Wednesday, October 18, 2017

Late Arrivals


What’s the best way to handle students who register at the last possible moment?

I’m asking because I’m up against a dilemma that I know others have faced.

John Roueche has argued for many, many years that if you’re serious about improving rates of retention and completion, the first thing you do is eliminate late registration.  Students who register after classes have started are inevitably the least likely to pass, for a host of reasons.  They haven’t had time to arrange their work and transportation schedules.  They get the last available sections, often involving weird timeslots.  Sometimes they get their books late.  And if their late registration was a function of procrastination, well, that habit isn’t cured by signing up for classes.

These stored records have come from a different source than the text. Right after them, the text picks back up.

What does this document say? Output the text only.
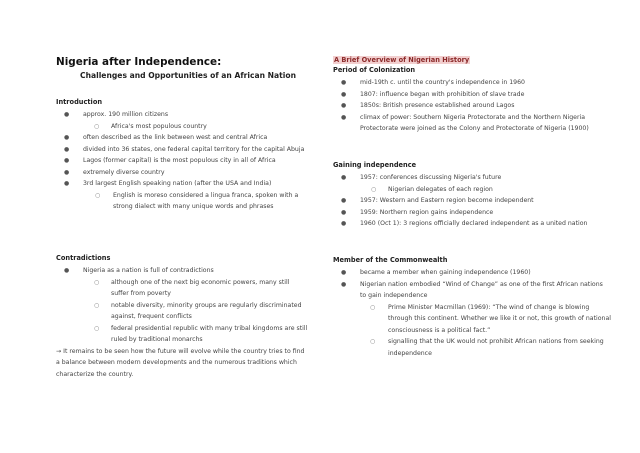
Nigeria after Independence:
Challenges and Opportunities of an African Nation
Introduction
● approx. 190 million citizens
○ Africa's most populous country
● often described as the link between west and central Africa
● divided into 36 states, one federal capital territory for the capital Abuja
● Lagos (former capital) is the most populous city in all of Africa
● extremely diverse country
● 3rd largest English speaking nation (after the USA and India)
○ English is moreso considered a lingua franca, spoken with a strong dialect with many unique words and phrases
Contradictions
● Nigeria as a nation is full of contradictions
○ although one of the next big economic powers, many still suffer from poverty
○ notable diversity, minority groups are regularly discriminated against, frequent conflicts
○ federal presidential republic with many tribal kingdoms are still ruled by traditional monarchs

→ It remains to be seen how the future will evolve while the country tries to find a balance between modern developments and the numerous traditions which characterize the country.

A Brief Overview of Nigerian History
Period of Colonization
● mid-19th c. until the country's independence in 1960
● 1807: influence began with prohibition of slave trade
● 1850s: British presence established around Lagos
● climax of power: Southern Nigeria Protectorate and the Northern Nigeria Protectorate were joined as the Colony and Protectorate of Nigeria (1900)
Gaining independence
● 1957: conferences discussing Nigeria's future
○ Nigerian delegates of each region
● 1957: Western and Eastern region become independent
● 1959: Northern region gains independence
● 1960 (Oct 1): 3 regions officially declared independent as a united nation
Member of the Commonwealth
● became a member when gaining independence (1960)
● Nigerian nation embodied “Wind of Change” as one of the first African nations to gain independence
○ Prime Minister Macmillan (1969): “The wind of change is blowing through this continent. Whether we like it or not, this growth of national consciousness is a political fact.”
○ signalling that the UK would not prohibit African nations from seeking independence
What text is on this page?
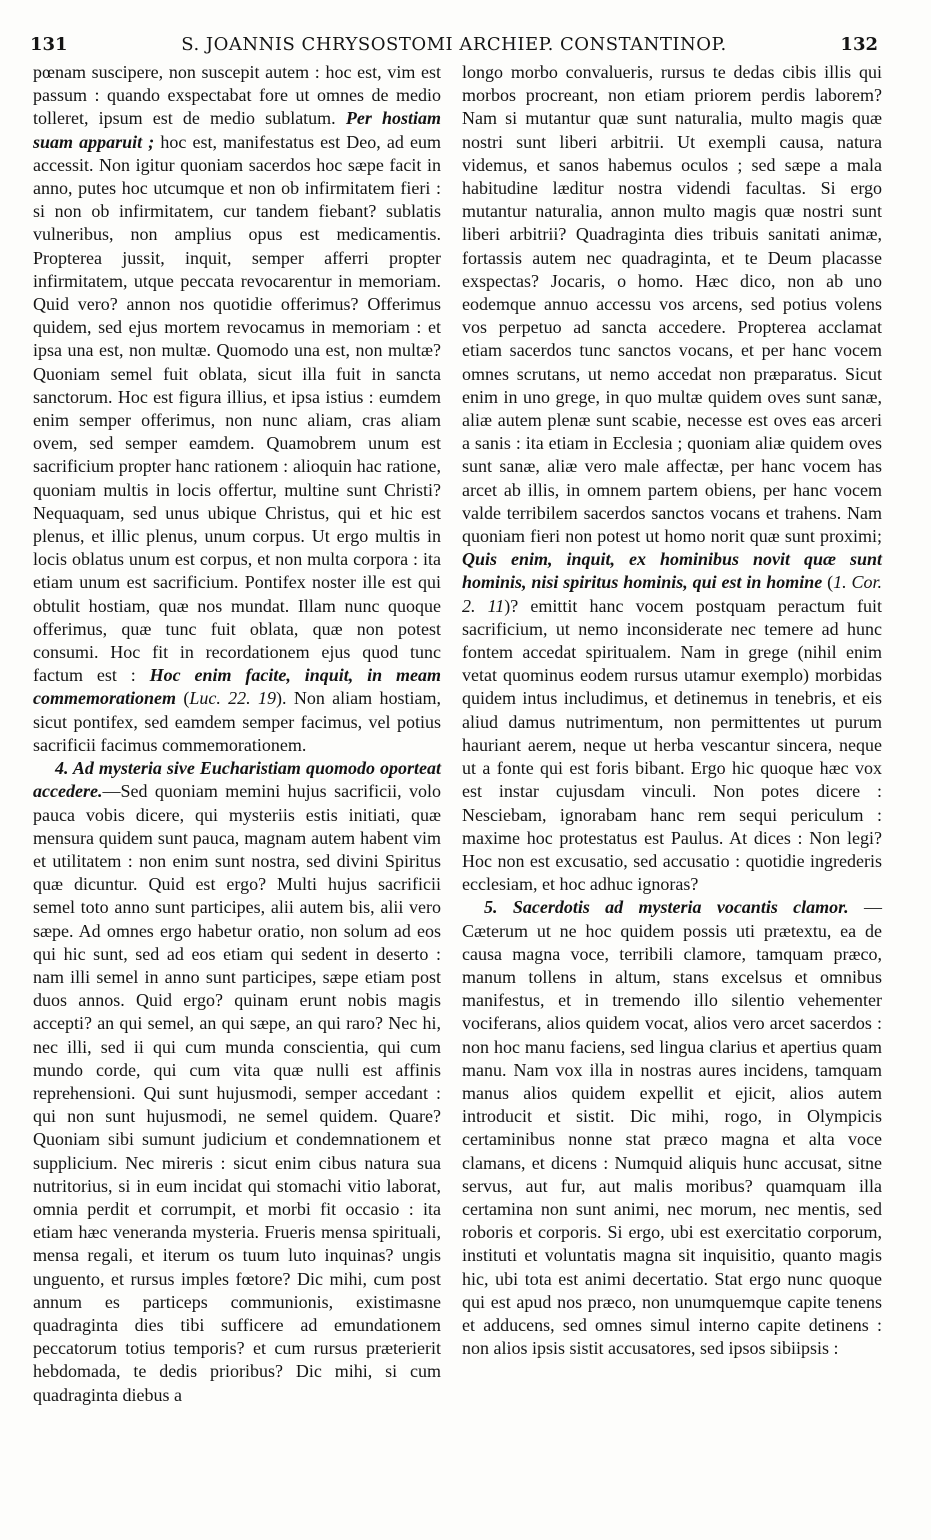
131	S. JOANNIS CHRYSOSTOMI ARCHIEP. CONSTANTINOP.	132

pœnam suscipere, non suscepit autem : hoc est, vim est passum : quando exspectabat fore ut omnes de medio tolleret, ipsum est de medio sublatum. Per hostiam suam apparuit ; hoc est, manifestatus est Deo, ad eum accessit. Non igitur quoniam sacerdos hoc sæpe facit in anno, putes hoc utcumque et non ob infirmitatem fieri : si non ob infirmitatem, cur tandem fiebant? sublatis vulneribus, non amplius opus est medicamentis. Propterea jussit, inquit, semper afferri propter infirmitatem, utque peccata revocarentur in memoriam. Quid vero? annon nos quotidie offerimus? Offerimus quidem, sed ejus mortem revocamus in memoriam : et ipsa una est, non multæ. Quomodo una est, non multæ? Quoniam semel fuit oblata, sicut illa fuit in sancta sanctorum. Hoc est figura illius, et ipsa istius : eumdem enim semper offerimus, non nunc aliam, cras aliam ovem, sed semper eamdem. Quamobrem unum est sacrificium propter hanc rationem : alioquin hac ratione, quoniam multis in locis offertur, multine sunt Christi? Nequaquam, sed unus ubique Christus, qui et hic est plenus, et illic plenus, unum corpus. Ut ergo multis in locis oblatus unum est corpus, et non multa corpora : ita etiam unum est sacrificium. Pontifex noster ille est qui obtulit hostiam, quæ nos mundat. Illam nunc quoque offerimus, quæ tunc fuit oblata, quæ non potest consumi. Hoc fit in recordationem ejus quod tunc factum est : Hoc enim facite, inquit, in meam commemorationem (Luc. 22. 19). Non aliam hostiam, sicut pontifex, sed eamdem semper facimus, vel potius sacrificii facimus commemorationem.

4. Ad mysteria sive Eucharistiam quomodo oporteat accedere.—Sed quoniam memini hujus sacrificii, volo pauca vobis dicere, qui mysteriis estis initiati, quæ mensura quidem sunt pauca, magnam autem habent vim et utilitatem : non enim sunt nostra, sed divini Spiritus quæ dicuntur. Quid est ergo? Multi hujus sacrificii semel toto anno sunt participes, alii autem bis, alii vero sæpe. Ad omnes ergo habetur oratio, non solum ad eos qui hic sunt, sed ad eos etiam qui sedent in deserto : nam illi semel in anno sunt participes, sæpe etiam post duos annos. Quid ergo? quinam erunt nobis magis accepti? an qui semel, an qui sæpe, an qui raro? Nec hi, nec illi, sed ii qui cum munda conscientia, qui cum mundo corde, qui cum vita quæ nulli est affinis reprehensioni. Qui sunt hujusmodi, semper accedant : qui non sunt hujusmodi, ne semel quidem. Quare? Quoniam sibi sumunt judicium et condemnationem et supplicium. Nec mireris : sicut enim cibus natura sua nutritorius, si in eum incidat qui stomachi vitio laborat, omnia perdit et corrumpit, et morbi fit occasio : ita etiam hæc veneranda mysteria. Frueris mensa spirituali, mensa regali, et iterum os tuum luto inquinas? ungis unguento, et rursus imples fœtore? Dic mihi, cum post annum es particeps communionis, existimasne quadraginta dies tibi sufficere ad emundationem peccatorum totius temporis? et cum rursus præterierit hebdomada, te dedis prioribus? Dic mihi, si cum quadraginta diebus a

longo morbo convalueris, rursus te dedas cibis illis qui morbos procreant, non etiam priorem perdis laborem? Nam si mutantur quæ sunt naturalia, multo magis quæ nostri sunt liberi arbitrii. Ut exempli causa, natura videmus, et sanos habemus oculos ; sed sæpe a mala habitudine læditur nostra videndi facultas. Si ergo mutantur naturalia, annon multo magis quæ nostri sunt liberi arbitrii? Quadraginta dies tribuis sanitati animæ, fortassis autem nec quadraginta, et te Deum placasse exspectas? Jocaris, o homo. Hæc dico, non ab uno eodemque annuo accessu vos arcens, sed potius volens vos perpetuo ad sancta accedere. Propterea acclamat etiam sacerdos tunc sanctos vocans, et per hanc vocem omnes scrutans, ut nemo accedat non præparatus. Sicut enim in uno grege, in quo multæ quidem oves sunt sanæ, aliæ autem plenæ sunt scabie, necesse est oves eas arceri a sanis : ita etiam in Ecclesia ; quoniam aliæ quidem oves sunt sanæ, aliæ vero male affectæ, per hanc vocem has arcet ab illis, in omnem partem obiens, per hanc vocem valde terribilem sacerdos sanctos vocans et trahens. Nam quoniam fieri non potest ut homo norit quæ sunt proximi; Quis enim, inquit, ex hominibus novit quæ sunt hominis, nisi spiritus hominis, qui est in homine (1. Cor. 2. 11)? emittit hanc vocem postquam peractum fuit sacrificium, ut nemo inconsiderate nec temere ad hunc fontem accedat spiritualem. Nam in grege (nihil enim vetat quominus eodem rursus utamur exemplo) morbidas quidem intus includimus, et detinemus in tenebris, et eis aliud damus nutrimentum, non permittentes ut purum hauriant aerem, neque ut herba vescantur sincera, neque ut a fonte qui est foris bibant. Ergo hic quoque hæc vox est instar cujusdam vinculi. Non potes dicere : Nesciebam, ignorabam hanc rem sequi periculum : maxime hoc protestatus est Paulus. At dices : Non legi? Hoc non est excusatio, sed accusatio : quotidie ingrederis ecclesiam, et hoc adhuc ignoras?

5. Sacerdotis ad mysteria vocantis clamor. —Cæterum ut ne hoc quidem possis uti prætextu, ea de causa magna voce, terribili clamore, tamquam præco, manum tollens in altum, stans excelsus et omnibus manifestus, et in tremendo illo silentio vehementer vociferans, alios quidem vocat, alios vero arcet sacerdos : non hoc manu faciens, sed lingua clarius et apertius quam manu. Nam vox illa in nostras aures incidens, tamquam manus alios quidem expellit et ejicit, alios autem introducit et sistit. Dic mihi, rogo, in Olympicis certaminibus nonne stat præco magna et alta voce clamans, et dicens : Numquid aliquis hunc accusat, sitne servus, aut fur, aut malis moribus? quamquam illa certamina non sunt animi, nec morum, nec mentis, sed roboris et corporis. Si ergo, ubi est exercitatio corporum, instituti et voluntatis magna sit inquisitio, quanto magis hic, ubi tota est animi decertatio. Stat ergo nunc quoque qui est apud nos præco, non unumquemque capite tenens et adducens, sed omnes simul interno capite detinens : non alios ipsis sistit accusatores, sed ipsos sibiipsis :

By forcing students to make up their minds before classes start, you get better results in two ways: you give students time to get ready, and you filter out the most scattered.  Over time, some of the more scattered ones learn that deadlines actually matter, and some of them step up.  (Of course, some never will.)

The obvious danger in eliminating late registration is taking a hit in enrollments.  If you’re already riding a secular trend downward, that can be a financial deal-breaker.  Dropping a few percent a year is painful enough; risking a possible double-digit drop on top of that all at once seems almost suicidal.  We get a large enough portion of our enrollments after the first day of class that the prospect of sacrificing it is daunting.  We have some “late-start” classes that last 11 weeks instead of 15, but the success rates in those classes are 15 to 20 points below the college average.  It isn’t a great model.

At my previous college, we made the change just as enrollments were peaking with the Great Recession.  That turned out to be an excellent move; the tailwind of demand was strong enough that the expected enrollment hit never really materialized.  As enrollments subsided, success rates climbed.  

Here, we don’t have that option.  We’ve had several consecutive years of enrollment decline, and the underlying demographic trend suggests that the trend will continue for some time.  This year we celebrated that the decline slowed a bit, but the direction didn’t change.   

Ethically, though, I have a hard time saying that we need to continue to set up a significant number of students for failure so we can hit our budget numbers.  That’s using students as means, rather than ends; it’s not why we’re here.  It’s what for-profit colleges do.  Even financially, if the attrition rate of the late arrivals is substantially higher, the monetary boost is less than first meets the eye.

One option I’ve heard is using 7.5 week courses, with brief “college readiness” workshops beforehand.  So a student who shows up for the first time on, say, September 8, can sign up for a preparation workshop that starts in late September, and a credit-bearing class that starts in late October.  It assumes the willingness to take that short workshop, but saying “come back in October” is better than saying “come back in January.”  It also sets the student up to succeed once she’s finally in a class, which, to me, is sort of the point.

The standard “late start” model doesn’t seem to be working, and simply telling them to come back in January is a non-starter.  So, wise and worldly readers, I turn to you.  Is there a better way?  Yes, in my perfect world, we’d have so much demand that we could stop registering in August and make sure that everything is set to go when classes start, but that’s not where we are.  Given declining demographics, is there a better way?